А еще в шторм цвет пропадает и все становится черно-белым, лишь
желтый свет маяка единственным цветным пятном нарушает эту мрачную
картину, которую дополняют завывания ветра и грохот волн, пытающихся
сожрать мой остров.

В такие часы лучше всего сидеть в комнате и смотреть на огонь
в очаге. Главное, отвлечься от мысли, что именно сейчас к берегу
со стороны моря подплывают те самые монстры, что впервые встретились
мне много лет назад, в последний сентябрьский день, и показали
мне путь в бездну, которым я все боюсь пройти до конца.

Вступать с ними в борьбу бесполезно, они сильнее и могущественнее,
лучше просто не думать о них.

Как не думать и о подвале, в который надо спускаться по каменной
лестнице, уже выщербленной и скользкой, двенадцать ступенек, потом
дверь, закрытая на внутренний засов. Большой металлический ключ
висит на стене рядом, ни разу у меня не возникало желания открыть
дверь и посмотреть, что там, внутри, я и так это знаю, и дрожь
пробегает по телу каждый раз, как я внезапно задумываюсь об этом.

Я выхожу из башни и по крутой тропинке спускаюсь на берег. Сегодня
штиль, в маленькой бухточке, где у меня с вечера заброшены донные
удочки, вода как стекло, видны водоросли, камни, на которых гроздья
раковин, серебристые стрелы рыб, черные лепешки морских ежей.
Смотреть на это я могу часами, но сейчас иная задача, одна из
лесок туго натянута, и надо не упустить добычу, хотя может попасться
и такое, что лучше бы никогда не видеть.

Над морем слышен плач. Негромкий, хныкающий, так плачут дети,
которым больно.

Мне становится не по себе, рыбы не плачут, а в легенды о человекообразных
морских существах я не верю, все эти женщины с рыбьими хвостами
совсем не то, что кракены, или прочие чудовища бездны.

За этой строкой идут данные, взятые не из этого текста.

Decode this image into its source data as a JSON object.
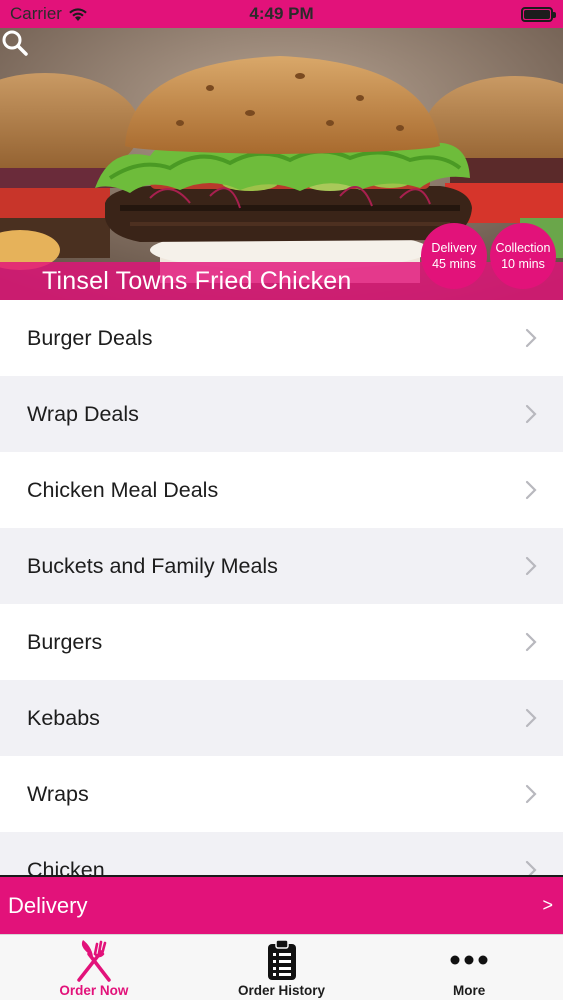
{
  "status_bar": {
    "carrier": "Carrier",
    "time": "4:49 PM",
    "wifi_icon": "wifi-icon",
    "battery_icon": "battery-icon"
  },
  "header": {
    "restaurant_name": "Tinsel Towns Fried Chicken",
    "search_icon": "search-icon",
    "delivery_badge": {
      "label": "Delivery",
      "time": "45 mins"
    },
    "collection_badge": {
      "label": "Collection",
      "time": "10 mins"
    }
  },
  "menu": {
    "categories": [
      {
        "label": "Burger Deals"
      },
      {
        "label": "Wrap Deals"
      },
      {
        "label": "Chicken Meal Deals"
      },
      {
        "label": "Buckets and Family Meals"
      },
      {
        "label": "Burgers"
      },
      {
        "label": "Kebabs"
      },
      {
        "label": "Wraps"
      },
      {
        "label": "Chicken"
      }
    ]
  },
  "order_bar": {
    "mode": "Delivery",
    "arrow": ">"
  },
  "tabs": [
    {
      "label": "Order Now",
      "icon": "fork-knife-icon",
      "active": true
    },
    {
      "label": "Order History",
      "icon": "clipboard-list-icon",
      "active": false
    },
    {
      "label": "More",
      "icon": "more-dots-icon",
      "active": false
    }
  ],
  "colors": {
    "brand": "#e2127a",
    "row_alt": "#f1f1f5",
    "text": "#1d1d1d"
  }
}
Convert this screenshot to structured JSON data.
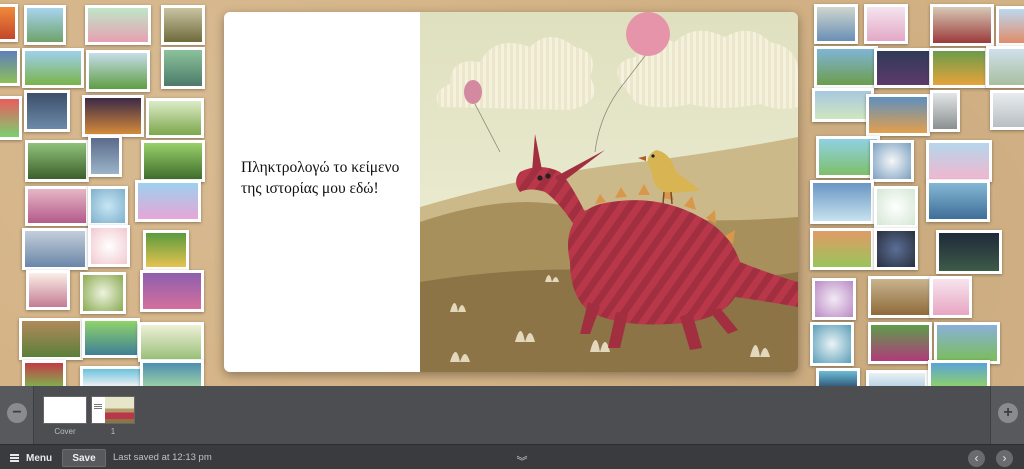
{
  "book": {
    "story_text": "Πληκτρολογώ το κείμενο της ιστορίας μου εδώ!"
  },
  "pages": [
    {
      "label": "Cover",
      "kind": "blank"
    },
    {
      "label": "1",
      "kind": "spread"
    }
  ],
  "strip": {
    "zoom_out_icon": "minus-icon",
    "zoom_in_icon": "plus-icon"
  },
  "toolbar": {
    "menu_label": "Menu",
    "save_label": "Save",
    "saved_status": "Last saved at 12:13 pm"
  },
  "colors": {
    "board": "#d4b386",
    "strip": "#4d4e52",
    "toolbar": "#3a3b3e",
    "dragon": "#b8384a",
    "sky": "#eef0d2"
  },
  "thumbnails_left": [
    {
      "color": "#5e7fb9"
    },
    {
      "color": "#8fc6a4"
    },
    {
      "color": "#e6a0b2"
    },
    {
      "color": "#6f8c3b"
    },
    {
      "color": "#5a9ecf"
    },
    {
      "color": "#7ab34a"
    },
    {
      "color": "#cf5a74"
    },
    {
      "color": "#8bc29b"
    },
    {
      "color": "#5a7b2e"
    },
    {
      "color": "#3d5f2c"
    },
    {
      "color": "#d48a3a"
    },
    {
      "color": "#7da74c"
    },
    {
      "color": "#5f9e44"
    },
    {
      "color": "#b45a8a"
    },
    {
      "color": "#9dd0ef"
    },
    {
      "color": "#6aa7d4"
    },
    {
      "color": "#c4cedb"
    },
    {
      "color": "#e6c24f"
    },
    {
      "color": "#8e5fae"
    },
    {
      "color": "#c37c94"
    },
    {
      "color": "#8aaa52"
    },
    {
      "color": "#5b7f3a"
    },
    {
      "color": "#9ac07b"
    },
    {
      "color": "#3f7f96"
    },
    {
      "color": "#c23c46"
    },
    {
      "color": "#6cc2de"
    },
    {
      "color": "#4f8fb0"
    }
  ],
  "thumbnails_right": [
    {
      "color": "#6a8fb5"
    },
    {
      "color": "#e2a8c6"
    },
    {
      "color": "#9c3a3a"
    },
    {
      "color": "#bcd8ef"
    },
    {
      "color": "#7fb5d6"
    },
    {
      "color": "#2f3a58"
    },
    {
      "color": "#e7a33a"
    },
    {
      "color": "#cfe0ea"
    },
    {
      "color": "#a7c8df"
    },
    {
      "color": "#e3a04c"
    },
    {
      "color": "#5e8fbf"
    },
    {
      "color": "#d8d8d8"
    },
    {
      "color": "#8fd1e3"
    },
    {
      "color": "#7ba0c2"
    },
    {
      "color": "#f0b7cf"
    },
    {
      "color": "#b5d6ec"
    },
    {
      "color": "#6a96c4"
    },
    {
      "color": "#84b7d6"
    },
    {
      "color": "#e09b67"
    },
    {
      "color": "#2a2f3e"
    },
    {
      "color": "#1f2a3a"
    },
    {
      "color": "#b98ac4"
    },
    {
      "color": "#8f6a3a"
    },
    {
      "color": "#e8a6c2"
    },
    {
      "color": "#5a9fb8"
    },
    {
      "color": "#5e9d4c"
    },
    {
      "color": "#8ab0d8"
    },
    {
      "color": "#6fbbd6"
    },
    {
      "color": "#5aa3d6"
    }
  ]
}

Но это именно морская дева, у нее зареванное лицо, она запуталась
в леске, пытаясь освободиться от крючка, застряла между камнями,
волосы спутаны, на груди кровоточащая царапина, беззащитная и
прелестная, если только не вглядываться в темные, цвета глубины,
глаза.

Она пытается что-то сказать мне, но я слышу лишь голос матери,
раздавшийся много лет назад, когда внезапно полил дождь и застал
меня поодаль от маяка, что на мысе Эгершельд:

– Обратно! Немедленно обратно!

Дева попыталась вывернуться из каменной ловушки, и опять умоляюще
посмотрела на меня.

Я взял нож, обрезал леску, но это не помогло. Пришлось зайти в
воду и взять ее за руки, удивительно теплые для водного существа.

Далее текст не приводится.